Elbette elbette elbette, herkesi kucaklayacağım diye 2010’ların ortlarından beri birer “must” hâline gelen karakterler (hispanikler, hindular, veganlar, gay çiftler vb.) bu dizide de mevcut. Ama Harrison Ford’un varlığıyla yazarlar, son derece adi şakalarla, birçok konu hakkındaki “asıl” düşüncelerini ona söylettirerek paçayı sıyırıyorlar.
Peki vay benim buster’ım, sen bunun neyini kişiselleştirdin diyecek olursanız yanlış anlayarak izlediğim Jason Segel, yani Jimmy karakterinin (bence spoiler sayılmaz ama yine de söylemeyeyim) “people person“dan “people pleaser“a geçişi bana kendimi anımsattığı için.
*
Bugüne dek benden kendimi anlatmamı isteseydiniz, asla sorunlarından kaçmayan, insanlara hayır demesini bilen, inanılmaz karakterli bir tip olduğumu söylerdim size. Oysa, düşündüğüm, yazdığım ve yaptığım kişiler adeta bambaşka karakterler. O yüzdendir ki insanlar benle vakit geçirmekten, Harrison Ford-vari laf yiyeceklerini bile bile, hoşnut oluyor. Ve onlar da, kendilerine neyin iyi gelebileceğini, ayak parmak uçlarıma varıncaya dek onları dinlediğim, çok okuduğum ve çok fazla yaşadığım için söyleyeceğimi biliyorlar. Ve artık bunu neden yaptığımı da biliyorum. Çünkü sorunlarımdan kaçmanın en iyi yolu, evet bildiniz, başkalarına yardım etmekten geçiyor. Ancak o zaman her şeyin kendimizle alakalı olmadığını kavrayabiliyoruz. Kötüsü, kendi sorunlarımızdan kaçtığımız müddetçe de bu iş kısır döngüye girmeye devam ediyor. Yani, kendini iyi et ki iyi edesin -itiraf etmesi zor ama- uzun vadede daha iyi çalışıyor.

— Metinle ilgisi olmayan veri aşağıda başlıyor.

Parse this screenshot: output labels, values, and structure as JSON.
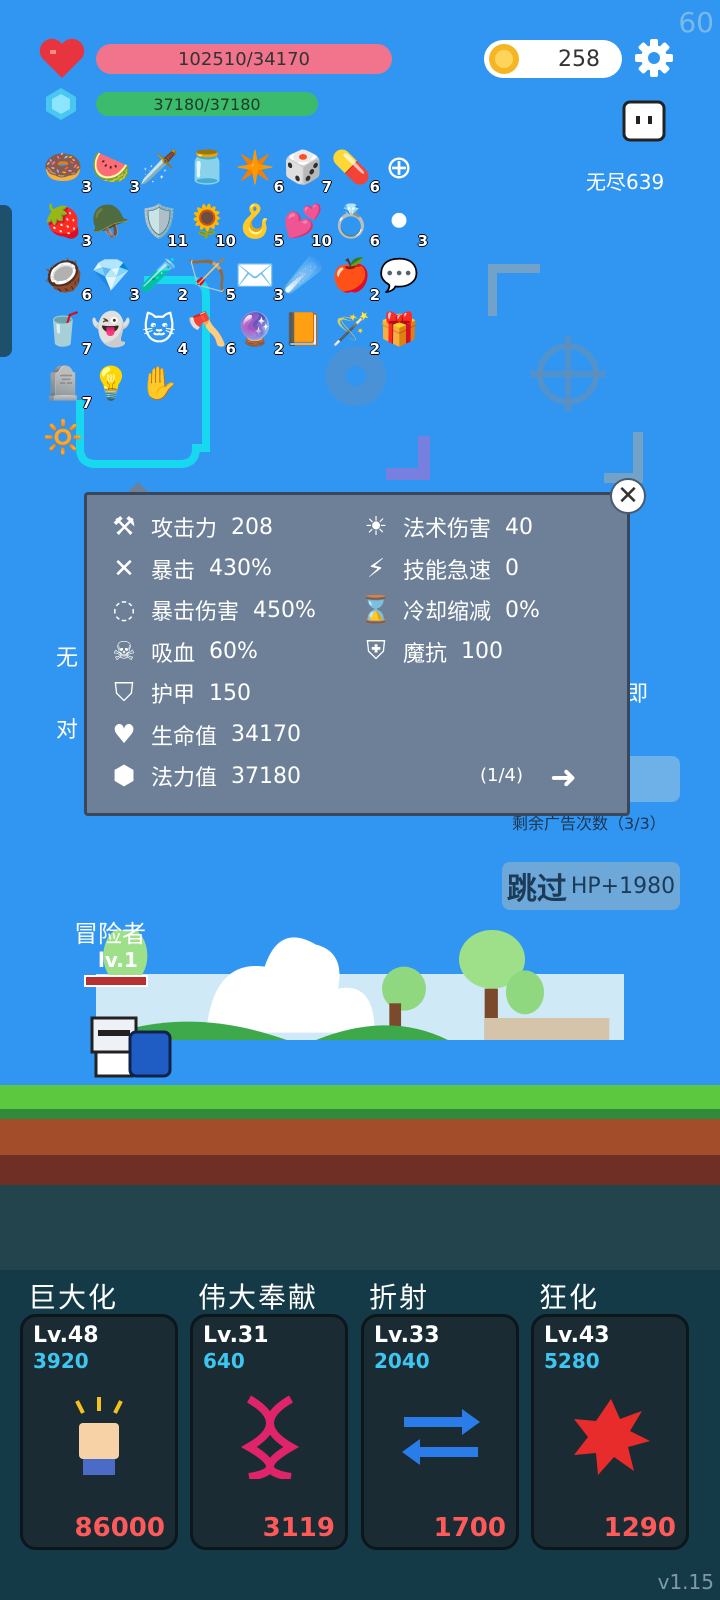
{
  "fps": "60",
  "version": "v1.15",
  "player": {
    "hp_text": "102510/34170",
    "mp_text": "37180/37180",
    "mp_fraction": 1.0
  },
  "coins": "258",
  "endless_label": "无尽639",
  "items": [
    {
      "icon": "donut-icon",
      "glyph": "🍩",
      "count": "3"
    },
    {
      "icon": "watermelon-icon",
      "glyph": "🍉",
      "count": "3"
    },
    {
      "icon": "sword-icon",
      "glyph": "🗡️",
      "count": ""
    },
    {
      "icon": "jam-jar-icon",
      "glyph": "🫙",
      "count": ""
    },
    {
      "icon": "spiked-mace-icon",
      "glyph": "✴️",
      "count": "6"
    },
    {
      "icon": "dice-icon",
      "glyph": "🎲",
      "count": "7"
    },
    {
      "icon": "pill-icon",
      "glyph": "💊",
      "count": "6"
    },
    {
      "icon": "crosshair-icon",
      "glyph": "⊕",
      "count": ""
    },
    {
      "icon": "strawberry-icon",
      "glyph": "🍓",
      "count": "3"
    },
    {
      "icon": "helmet-icon",
      "glyph": "🪖",
      "count": ""
    },
    {
      "icon": "shield-icon",
      "glyph": "🛡️",
      "count": "11"
    },
    {
      "icon": "sunflower-icon",
      "glyph": "🌻",
      "count": "10"
    },
    {
      "icon": "hook-icon",
      "glyph": "🪝",
      "count": "5"
    },
    {
      "icon": "hearts-icon",
      "glyph": "💕",
      "count": "10"
    },
    {
      "icon": "ring-icon",
      "glyph": "💍",
      "count": "6"
    },
    {
      "icon": "cauldron-icon",
      "glyph": "⚫",
      "count": "3"
    },
    {
      "icon": "coconut-icon",
      "glyph": "🥥",
      "count": "6"
    },
    {
      "icon": "gem-icon",
      "glyph": "💎",
      "count": "3"
    },
    {
      "icon": "potion-icon",
      "glyph": "🧪",
      "count": "2"
    },
    {
      "icon": "bow-icon",
      "glyph": "🏹",
      "count": "5"
    },
    {
      "icon": "envelope-icon",
      "glyph": "✉️",
      "count": "3"
    },
    {
      "icon": "meteor-icon",
      "glyph": "☄️",
      "count": ""
    },
    {
      "icon": "apple-icon",
      "glyph": "🍎",
      "count": "2"
    },
    {
      "icon": "chat-bubble-icon",
      "glyph": "💬",
      "count": ""
    },
    {
      "icon": "drink-icon",
      "glyph": "🥤",
      "count": "7"
    },
    {
      "icon": "ghost-icon",
      "glyph": "👻",
      "count": ""
    },
    {
      "icon": "cat-icon",
      "glyph": "🐱",
      "count": "4"
    },
    {
      "icon": "battle-axe-icon",
      "glyph": "🪓",
      "count": "6"
    },
    {
      "icon": "crystal-ball-icon",
      "glyph": "🔮",
      "count": "2"
    },
    {
      "icon": "spellbook-icon",
      "glyph": "📙",
      "count": ""
    },
    {
      "icon": "magic-wand-icon",
      "glyph": "🪄",
      "count": "2"
    },
    {
      "icon": "treasure-box-icon",
      "glyph": "🎁",
      "count": ""
    },
    {
      "icon": "tombstone-icon",
      "glyph": "🪦",
      "count": "7"
    },
    {
      "icon": "lightbulb-icon",
      "glyph": "💡",
      "count": ""
    },
    {
      "icon": "eye-hand-icon",
      "glyph": "✋",
      "count": ""
    },
    {
      "icon": "lamp-icon",
      "glyph": "🔆",
      "count": ""
    }
  ],
  "stats": {
    "left": [
      {
        "icon": "axe-icon",
        "glyph": "⚒",
        "label": "攻击力",
        "value": "208"
      },
      {
        "icon": "crit-icon",
        "glyph": "✕",
        "label": "暴击",
        "value": "430%"
      },
      {
        "icon": "crit-damage-icon",
        "glyph": "◌",
        "label": "暴击伤害",
        "value": "450%"
      },
      {
        "icon": "lifesteal-icon",
        "glyph": "☠",
        "label": "吸血",
        "value": "60%"
      },
      {
        "icon": "armor-icon",
        "glyph": "⛉",
        "label": "护甲",
        "value": "150"
      },
      {
        "icon": "heart-icon",
        "glyph": "♥",
        "label": "生命值",
        "value": "34170"
      },
      {
        "icon": "mana-icon",
        "glyph": "⬢",
        "label": "法力值",
        "value": "37180"
      }
    ],
    "right": [
      {
        "icon": "sun-icon",
        "glyph": "☀",
        "label": "法术伤害",
        "value": "40"
      },
      {
        "icon": "lightning-icon",
        "glyph": "⚡",
        "label": "技能急速",
        "value": "0"
      },
      {
        "icon": "hourglass-icon",
        "glyph": "⌛",
        "label": "冷却缩减",
        "value": "0%"
      },
      {
        "icon": "magic-resist-icon",
        "glyph": "⛨",
        "label": "魔抗",
        "value": "100"
      }
    ],
    "page": "(1/4)"
  },
  "partial_texts": {
    "left_1": "无",
    "left_2": "对",
    "right_1": "即",
    "remaining": "剩余广告次数（3/3）"
  },
  "skip": {
    "label": "跳过",
    "bonus": "HP+1980"
  },
  "hero": {
    "name": "冒险者",
    "level": "lv.1"
  },
  "skills": [
    {
      "title": "巨大化",
      "level": "Lv.48",
      "value": "3920",
      "cost": "86000",
      "icon": "fist-icon"
    },
    {
      "title": "伟大奉献",
      "level": "Lv.31",
      "value": "640",
      "cost": "3119",
      "icon": "dna-icon"
    },
    {
      "title": "折射",
      "level": "Lv.33",
      "value": "2040",
      "cost": "1700",
      "icon": "refraction-arrows-icon"
    },
    {
      "title": "狂化",
      "level": "Lv.43",
      "value": "5280",
      "cost": "1290",
      "icon": "berserk-splat-icon"
    }
  ]
}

Sözgelimi çok sevdiğin ve tüm sorunları dinlediğin arkadaşın, sonu kötü olacağını bir körün bile görebileceği bir ilişkiye devam ettiğinde ve dertlerini sana anlatıp, çözüm önerilerini dinlemediğinde ve kendi bildiğini okuduğunda ona hiçbir şey önermemenin bazen en doğru karar olabildiğini tecrübe ettiğinde, buna devam ediyorsa ve durum artık seni rahatsız ediyorsa da o arkadaşlığı -bitirmesen bile- eskisi gibi sürüklemediğinde pek çok şey daha kolaylaşıyor, tüy gibi oluyor. Rüzgârda uçuyor uçuyor. Gidiyor, bir başkasını hapşırtıyor. Ötekini, uyurken gıdıklıyor ama berikinin elinde kalem oluyor.
Not: Jessica Williams i-na-nıl-maz oynuyor. Amerkalı Fleabag olabilecek potansiyele sahip. Komedi abartılı oyunculukları kaldırsa da çok daha derin rollerin de altından kalkabilecek kapasitede bir aktris. Kendisine bur’dan öpücükler ve kalpler iletiyoruz.